Given the fact this is a randomized controlled trial, which is generally considered the highest quality of medical evidence, it appears that the use of estrogens alone in post-menopausal women who have had a hysterectomy not only does not increase the risk of breast cancer, but it may actually decrease the risk in certain circumstances.
There is a price to be paid, however, and that is the increased risk of stroke which was reported previously from this study. And, women who took estrogen had an increase of “call backs” for short-term repeat mammograms because of suspicious findings compared to women who were taking the placebo pills. There was also an increase in the number of breast biopsies in the treated women beginning after 2 years of estrogen HRT.
How does all this fit together with what we currently know about hormonal influences on breast cancer development, prevention and treatment?
I can still recall a discussion with one of my medical school professors around 1970 (he was a surgical oncologist at the University of Pennsylvania) regarding estrogens and breast cancer.
At that time, we faced many of the same questions being asked today regarding the role of estrogens and breast cancer. We didn’t have tamoxifen at that time, and high dose estrogen therapy was a common form of endocrine therapy that we used to treat women with recurrent disease.

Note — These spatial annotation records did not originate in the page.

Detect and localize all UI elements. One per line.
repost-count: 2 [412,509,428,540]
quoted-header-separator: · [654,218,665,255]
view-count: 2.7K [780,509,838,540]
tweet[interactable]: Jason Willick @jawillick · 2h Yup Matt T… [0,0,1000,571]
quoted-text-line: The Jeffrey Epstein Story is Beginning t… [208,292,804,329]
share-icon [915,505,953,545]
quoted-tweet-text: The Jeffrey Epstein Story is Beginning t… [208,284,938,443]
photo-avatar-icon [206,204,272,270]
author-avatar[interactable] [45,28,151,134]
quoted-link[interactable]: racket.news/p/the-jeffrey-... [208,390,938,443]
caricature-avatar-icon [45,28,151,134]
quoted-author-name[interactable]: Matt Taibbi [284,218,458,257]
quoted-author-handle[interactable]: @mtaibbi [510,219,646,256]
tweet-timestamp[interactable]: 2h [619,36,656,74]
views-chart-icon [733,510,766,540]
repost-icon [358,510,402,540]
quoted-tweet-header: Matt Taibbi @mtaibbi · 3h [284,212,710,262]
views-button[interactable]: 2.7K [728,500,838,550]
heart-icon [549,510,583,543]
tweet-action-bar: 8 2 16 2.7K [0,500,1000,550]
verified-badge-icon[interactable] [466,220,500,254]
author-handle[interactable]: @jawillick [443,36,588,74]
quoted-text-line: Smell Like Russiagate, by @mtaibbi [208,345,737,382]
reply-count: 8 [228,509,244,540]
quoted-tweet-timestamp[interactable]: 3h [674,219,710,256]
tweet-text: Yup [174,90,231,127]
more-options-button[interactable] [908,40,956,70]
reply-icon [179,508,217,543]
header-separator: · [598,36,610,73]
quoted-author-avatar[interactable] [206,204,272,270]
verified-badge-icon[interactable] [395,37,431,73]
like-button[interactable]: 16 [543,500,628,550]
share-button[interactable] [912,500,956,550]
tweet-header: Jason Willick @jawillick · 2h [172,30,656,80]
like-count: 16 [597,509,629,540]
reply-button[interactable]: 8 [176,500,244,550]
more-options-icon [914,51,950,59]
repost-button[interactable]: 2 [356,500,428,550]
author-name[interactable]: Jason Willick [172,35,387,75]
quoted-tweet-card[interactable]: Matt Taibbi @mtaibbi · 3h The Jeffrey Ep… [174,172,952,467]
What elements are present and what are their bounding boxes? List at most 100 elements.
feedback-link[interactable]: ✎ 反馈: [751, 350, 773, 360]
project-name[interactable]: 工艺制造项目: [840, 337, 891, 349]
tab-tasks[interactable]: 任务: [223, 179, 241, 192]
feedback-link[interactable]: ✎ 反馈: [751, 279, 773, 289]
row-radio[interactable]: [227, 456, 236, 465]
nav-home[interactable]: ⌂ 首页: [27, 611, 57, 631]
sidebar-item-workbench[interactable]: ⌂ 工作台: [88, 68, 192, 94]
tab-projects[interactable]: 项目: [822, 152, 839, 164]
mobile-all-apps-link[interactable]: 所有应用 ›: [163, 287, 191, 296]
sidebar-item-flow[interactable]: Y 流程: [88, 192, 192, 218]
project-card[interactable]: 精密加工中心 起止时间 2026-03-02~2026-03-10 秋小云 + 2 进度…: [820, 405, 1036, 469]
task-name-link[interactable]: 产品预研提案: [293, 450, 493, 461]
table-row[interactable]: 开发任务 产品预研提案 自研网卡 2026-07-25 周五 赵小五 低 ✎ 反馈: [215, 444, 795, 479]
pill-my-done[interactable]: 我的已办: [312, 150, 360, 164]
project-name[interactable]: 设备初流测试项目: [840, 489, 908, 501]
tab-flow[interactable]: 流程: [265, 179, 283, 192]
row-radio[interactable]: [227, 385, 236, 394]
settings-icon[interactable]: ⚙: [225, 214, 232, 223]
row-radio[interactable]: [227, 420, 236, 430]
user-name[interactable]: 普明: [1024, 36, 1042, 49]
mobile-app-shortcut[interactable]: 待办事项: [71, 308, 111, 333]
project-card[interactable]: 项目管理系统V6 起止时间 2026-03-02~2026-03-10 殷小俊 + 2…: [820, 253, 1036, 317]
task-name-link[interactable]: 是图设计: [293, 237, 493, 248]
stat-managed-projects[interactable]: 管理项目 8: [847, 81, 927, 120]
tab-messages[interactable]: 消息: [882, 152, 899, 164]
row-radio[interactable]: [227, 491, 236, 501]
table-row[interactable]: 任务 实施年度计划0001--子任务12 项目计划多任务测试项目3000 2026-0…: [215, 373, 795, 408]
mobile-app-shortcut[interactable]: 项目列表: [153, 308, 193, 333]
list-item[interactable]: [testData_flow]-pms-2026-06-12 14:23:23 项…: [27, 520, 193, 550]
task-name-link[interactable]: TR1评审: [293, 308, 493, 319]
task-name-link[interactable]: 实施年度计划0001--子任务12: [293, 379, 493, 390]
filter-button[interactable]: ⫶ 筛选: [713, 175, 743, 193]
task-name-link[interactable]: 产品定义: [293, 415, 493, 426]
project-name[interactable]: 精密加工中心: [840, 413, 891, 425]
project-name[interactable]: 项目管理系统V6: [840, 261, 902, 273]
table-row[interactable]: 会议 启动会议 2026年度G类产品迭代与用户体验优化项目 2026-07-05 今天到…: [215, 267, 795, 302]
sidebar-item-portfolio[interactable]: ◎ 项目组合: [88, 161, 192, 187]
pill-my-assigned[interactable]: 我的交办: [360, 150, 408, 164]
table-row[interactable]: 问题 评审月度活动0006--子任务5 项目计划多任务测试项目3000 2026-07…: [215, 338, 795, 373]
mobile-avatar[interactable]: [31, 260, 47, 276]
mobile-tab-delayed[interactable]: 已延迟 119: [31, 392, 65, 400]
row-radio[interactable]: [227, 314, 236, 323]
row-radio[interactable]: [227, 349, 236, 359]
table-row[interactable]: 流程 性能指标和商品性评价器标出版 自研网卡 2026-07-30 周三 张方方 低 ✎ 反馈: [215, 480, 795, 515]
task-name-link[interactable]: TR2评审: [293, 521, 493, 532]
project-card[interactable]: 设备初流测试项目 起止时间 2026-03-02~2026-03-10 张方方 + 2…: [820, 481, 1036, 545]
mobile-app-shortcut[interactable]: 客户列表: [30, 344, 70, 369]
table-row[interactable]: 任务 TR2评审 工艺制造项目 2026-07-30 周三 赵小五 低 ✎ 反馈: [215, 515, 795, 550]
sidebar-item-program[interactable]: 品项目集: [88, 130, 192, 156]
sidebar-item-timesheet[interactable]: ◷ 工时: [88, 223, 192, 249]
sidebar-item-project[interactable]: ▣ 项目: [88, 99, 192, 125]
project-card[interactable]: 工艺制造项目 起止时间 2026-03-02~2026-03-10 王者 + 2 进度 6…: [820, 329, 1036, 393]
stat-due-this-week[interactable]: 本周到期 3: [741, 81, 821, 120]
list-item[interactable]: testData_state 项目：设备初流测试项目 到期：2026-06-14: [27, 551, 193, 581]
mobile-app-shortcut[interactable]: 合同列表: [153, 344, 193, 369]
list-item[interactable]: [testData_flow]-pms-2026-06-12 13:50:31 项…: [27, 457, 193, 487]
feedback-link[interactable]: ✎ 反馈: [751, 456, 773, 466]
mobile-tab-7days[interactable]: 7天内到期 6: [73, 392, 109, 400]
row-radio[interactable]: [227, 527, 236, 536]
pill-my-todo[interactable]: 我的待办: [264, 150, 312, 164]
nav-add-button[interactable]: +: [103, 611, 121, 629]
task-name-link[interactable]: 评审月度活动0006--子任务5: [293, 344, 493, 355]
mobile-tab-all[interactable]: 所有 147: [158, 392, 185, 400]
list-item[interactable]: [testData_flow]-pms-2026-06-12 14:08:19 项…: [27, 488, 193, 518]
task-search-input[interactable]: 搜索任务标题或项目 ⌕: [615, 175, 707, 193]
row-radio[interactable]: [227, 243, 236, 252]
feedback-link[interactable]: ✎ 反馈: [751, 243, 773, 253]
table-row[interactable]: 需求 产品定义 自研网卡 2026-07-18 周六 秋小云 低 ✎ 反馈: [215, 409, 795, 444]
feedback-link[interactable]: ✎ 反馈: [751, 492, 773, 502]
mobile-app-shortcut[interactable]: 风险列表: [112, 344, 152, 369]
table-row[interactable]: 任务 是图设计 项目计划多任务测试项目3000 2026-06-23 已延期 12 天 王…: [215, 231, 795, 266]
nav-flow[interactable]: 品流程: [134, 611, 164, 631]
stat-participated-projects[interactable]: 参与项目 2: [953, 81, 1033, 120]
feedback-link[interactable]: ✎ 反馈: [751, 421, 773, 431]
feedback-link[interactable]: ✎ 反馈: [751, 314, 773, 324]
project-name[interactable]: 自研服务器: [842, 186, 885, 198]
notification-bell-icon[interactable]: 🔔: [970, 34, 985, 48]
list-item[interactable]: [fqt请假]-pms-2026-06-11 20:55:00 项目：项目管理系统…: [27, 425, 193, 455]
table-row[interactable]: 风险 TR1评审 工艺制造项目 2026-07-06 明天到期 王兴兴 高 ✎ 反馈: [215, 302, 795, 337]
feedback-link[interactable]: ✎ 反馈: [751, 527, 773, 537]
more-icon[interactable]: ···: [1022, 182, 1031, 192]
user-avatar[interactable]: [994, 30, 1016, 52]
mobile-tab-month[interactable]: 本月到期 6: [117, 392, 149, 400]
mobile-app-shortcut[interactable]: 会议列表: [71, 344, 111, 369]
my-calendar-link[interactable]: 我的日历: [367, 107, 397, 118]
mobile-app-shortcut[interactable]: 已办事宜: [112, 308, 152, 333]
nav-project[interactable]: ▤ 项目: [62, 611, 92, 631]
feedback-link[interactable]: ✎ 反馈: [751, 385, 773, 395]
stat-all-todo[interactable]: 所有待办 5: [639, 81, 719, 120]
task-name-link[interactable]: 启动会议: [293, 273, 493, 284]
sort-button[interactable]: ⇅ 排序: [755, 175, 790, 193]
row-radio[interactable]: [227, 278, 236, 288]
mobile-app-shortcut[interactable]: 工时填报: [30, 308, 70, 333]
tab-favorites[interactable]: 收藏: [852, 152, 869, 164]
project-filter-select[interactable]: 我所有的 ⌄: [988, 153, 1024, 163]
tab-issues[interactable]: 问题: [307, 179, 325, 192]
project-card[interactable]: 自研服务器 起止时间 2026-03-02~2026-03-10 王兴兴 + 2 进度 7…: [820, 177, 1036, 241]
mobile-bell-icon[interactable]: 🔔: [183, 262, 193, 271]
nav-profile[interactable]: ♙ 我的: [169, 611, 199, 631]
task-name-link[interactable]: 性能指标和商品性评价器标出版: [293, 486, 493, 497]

And it worked. For some women it worked well for many years. And, when we would stop the therapy because the cancer was progressing, we would occasionally observe the cancer would regress as well. By the same token, if we removed the ovaries of a young woman with metastatic disease, the cancer would regress. Different approaches in different circumstances, and both frequently brought positive results.
The essence of the professor’s comment was that it was the changes in the hormonal environment that explained the role of estrogen with regard to breast cancer. Change the environment by adding or removing estrogen (in those days, by doing an oophorectomy in pre-menopausal or peri-menopausal women), and you can benefit women with breast cancer.

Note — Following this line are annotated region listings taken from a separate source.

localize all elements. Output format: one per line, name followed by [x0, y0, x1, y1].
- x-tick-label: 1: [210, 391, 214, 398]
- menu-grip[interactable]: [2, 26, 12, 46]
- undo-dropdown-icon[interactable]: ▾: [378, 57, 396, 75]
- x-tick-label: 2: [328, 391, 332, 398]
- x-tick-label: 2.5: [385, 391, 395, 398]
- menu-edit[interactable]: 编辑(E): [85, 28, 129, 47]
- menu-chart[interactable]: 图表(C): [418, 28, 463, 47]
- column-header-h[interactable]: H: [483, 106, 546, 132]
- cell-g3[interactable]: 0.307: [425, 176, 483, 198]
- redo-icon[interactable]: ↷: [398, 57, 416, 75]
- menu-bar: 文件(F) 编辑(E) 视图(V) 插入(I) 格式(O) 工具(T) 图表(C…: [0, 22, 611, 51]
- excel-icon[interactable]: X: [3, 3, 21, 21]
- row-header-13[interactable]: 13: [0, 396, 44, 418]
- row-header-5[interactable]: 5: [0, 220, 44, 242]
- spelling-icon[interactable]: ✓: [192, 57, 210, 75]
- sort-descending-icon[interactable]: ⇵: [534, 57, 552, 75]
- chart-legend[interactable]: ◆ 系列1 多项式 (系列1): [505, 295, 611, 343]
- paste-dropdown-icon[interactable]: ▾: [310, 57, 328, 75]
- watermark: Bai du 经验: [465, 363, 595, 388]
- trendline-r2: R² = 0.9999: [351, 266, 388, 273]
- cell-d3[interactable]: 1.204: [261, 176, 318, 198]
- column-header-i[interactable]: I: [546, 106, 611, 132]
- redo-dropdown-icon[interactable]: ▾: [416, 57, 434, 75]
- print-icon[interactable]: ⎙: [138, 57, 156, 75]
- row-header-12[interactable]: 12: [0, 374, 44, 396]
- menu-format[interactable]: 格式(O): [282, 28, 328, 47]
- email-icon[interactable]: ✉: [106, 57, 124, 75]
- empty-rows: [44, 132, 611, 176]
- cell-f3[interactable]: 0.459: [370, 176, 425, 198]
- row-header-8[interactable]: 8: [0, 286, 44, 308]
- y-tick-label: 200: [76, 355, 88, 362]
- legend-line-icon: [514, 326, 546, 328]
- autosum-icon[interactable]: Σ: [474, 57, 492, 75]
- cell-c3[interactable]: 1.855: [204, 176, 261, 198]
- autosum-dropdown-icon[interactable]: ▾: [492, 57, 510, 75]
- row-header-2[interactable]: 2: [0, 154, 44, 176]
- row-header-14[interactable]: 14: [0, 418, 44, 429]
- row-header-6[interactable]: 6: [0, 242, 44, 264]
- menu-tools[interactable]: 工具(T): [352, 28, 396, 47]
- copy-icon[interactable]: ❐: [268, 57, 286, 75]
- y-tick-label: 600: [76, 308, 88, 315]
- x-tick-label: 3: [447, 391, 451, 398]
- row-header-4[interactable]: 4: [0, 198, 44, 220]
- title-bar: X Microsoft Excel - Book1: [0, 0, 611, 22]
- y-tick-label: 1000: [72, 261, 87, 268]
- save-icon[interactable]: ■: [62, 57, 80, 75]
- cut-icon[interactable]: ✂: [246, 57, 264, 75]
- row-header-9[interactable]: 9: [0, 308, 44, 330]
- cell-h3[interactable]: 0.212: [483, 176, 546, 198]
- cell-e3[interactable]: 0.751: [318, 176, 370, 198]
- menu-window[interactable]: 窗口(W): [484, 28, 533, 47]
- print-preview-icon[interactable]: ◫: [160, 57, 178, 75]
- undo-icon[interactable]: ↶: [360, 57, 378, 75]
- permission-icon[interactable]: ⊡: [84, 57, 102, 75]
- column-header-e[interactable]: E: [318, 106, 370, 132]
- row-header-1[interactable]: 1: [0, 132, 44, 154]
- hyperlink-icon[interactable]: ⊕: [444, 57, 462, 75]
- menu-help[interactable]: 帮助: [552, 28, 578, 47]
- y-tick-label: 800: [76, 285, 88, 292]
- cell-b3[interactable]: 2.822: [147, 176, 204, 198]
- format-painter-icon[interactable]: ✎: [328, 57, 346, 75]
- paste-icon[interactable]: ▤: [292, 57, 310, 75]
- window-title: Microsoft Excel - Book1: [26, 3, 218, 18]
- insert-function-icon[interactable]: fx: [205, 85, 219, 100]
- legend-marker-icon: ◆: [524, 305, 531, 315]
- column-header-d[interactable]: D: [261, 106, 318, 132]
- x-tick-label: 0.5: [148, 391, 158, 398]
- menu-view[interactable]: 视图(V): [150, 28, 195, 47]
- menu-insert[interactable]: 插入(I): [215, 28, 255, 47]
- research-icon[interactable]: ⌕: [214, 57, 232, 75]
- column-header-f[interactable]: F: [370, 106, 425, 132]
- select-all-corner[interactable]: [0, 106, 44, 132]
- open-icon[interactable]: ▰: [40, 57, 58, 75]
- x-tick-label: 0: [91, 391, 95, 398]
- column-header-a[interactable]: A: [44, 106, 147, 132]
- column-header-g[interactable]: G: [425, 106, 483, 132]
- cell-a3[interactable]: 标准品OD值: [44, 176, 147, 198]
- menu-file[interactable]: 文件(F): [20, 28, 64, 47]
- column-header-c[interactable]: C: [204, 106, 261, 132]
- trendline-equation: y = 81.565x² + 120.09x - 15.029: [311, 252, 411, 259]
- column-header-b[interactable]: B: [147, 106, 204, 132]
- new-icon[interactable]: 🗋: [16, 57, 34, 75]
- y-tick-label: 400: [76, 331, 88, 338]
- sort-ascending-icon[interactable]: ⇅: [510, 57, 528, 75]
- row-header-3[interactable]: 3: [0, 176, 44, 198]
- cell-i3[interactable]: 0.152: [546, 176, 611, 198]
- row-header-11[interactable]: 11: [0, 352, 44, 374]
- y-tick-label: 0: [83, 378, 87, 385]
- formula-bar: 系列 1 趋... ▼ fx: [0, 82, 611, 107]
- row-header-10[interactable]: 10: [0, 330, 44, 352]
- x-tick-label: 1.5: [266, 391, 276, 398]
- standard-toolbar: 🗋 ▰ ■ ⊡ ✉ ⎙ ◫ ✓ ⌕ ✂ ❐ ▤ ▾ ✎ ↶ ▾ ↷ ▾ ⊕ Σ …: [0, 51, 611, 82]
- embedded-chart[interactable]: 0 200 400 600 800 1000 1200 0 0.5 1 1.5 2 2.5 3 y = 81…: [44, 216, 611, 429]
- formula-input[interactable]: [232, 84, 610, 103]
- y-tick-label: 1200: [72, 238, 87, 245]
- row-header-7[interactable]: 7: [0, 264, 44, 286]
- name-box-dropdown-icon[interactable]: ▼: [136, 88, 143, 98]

Low and behold, in 2006 after many years of study in a detailed randomized trial, the investigators in this study came to the same conclusion. It is the change in the hormonal environment that explains the benefits of various drugs in preventing recurrent breast cancer, or treating recurrence when it happens. And, as demonstrated by this study, increase the amount of estrogen with medications, and the risk can be reduced.
As the authors note, “These data are consistent with breast cancer cells being susceptible to estrogen fluctuations either above or below that tolerated by normal breast glandular tissues.”
My professor may have been way ahead of his time. Over the years, a substantial amount of expert medical opinion was generated that suggested estrogens were plain bad for women because they increased their risk of breast cancer. Now, the experts are saying change the level in the blood, up or down, and you decrease the risk.
We must never forget that these medications may increase the risk of stroke. But for many women who have had a hysterectomy and who suffer from severe menopausal symptoms, they may now have one less concern to worry about if they make the informed decision to initiate short term hormonal therapy with estrogens.
Which brings me back to the Rolling Stones: It has taken a study of this size and this duration to prove that you don’t always find what you want, but you may get what you need.
Now, maybe there is some satisfaction for those who have questioned the estrogen/breast cancer hypothesis, and comfort for women who may benefit from this medication.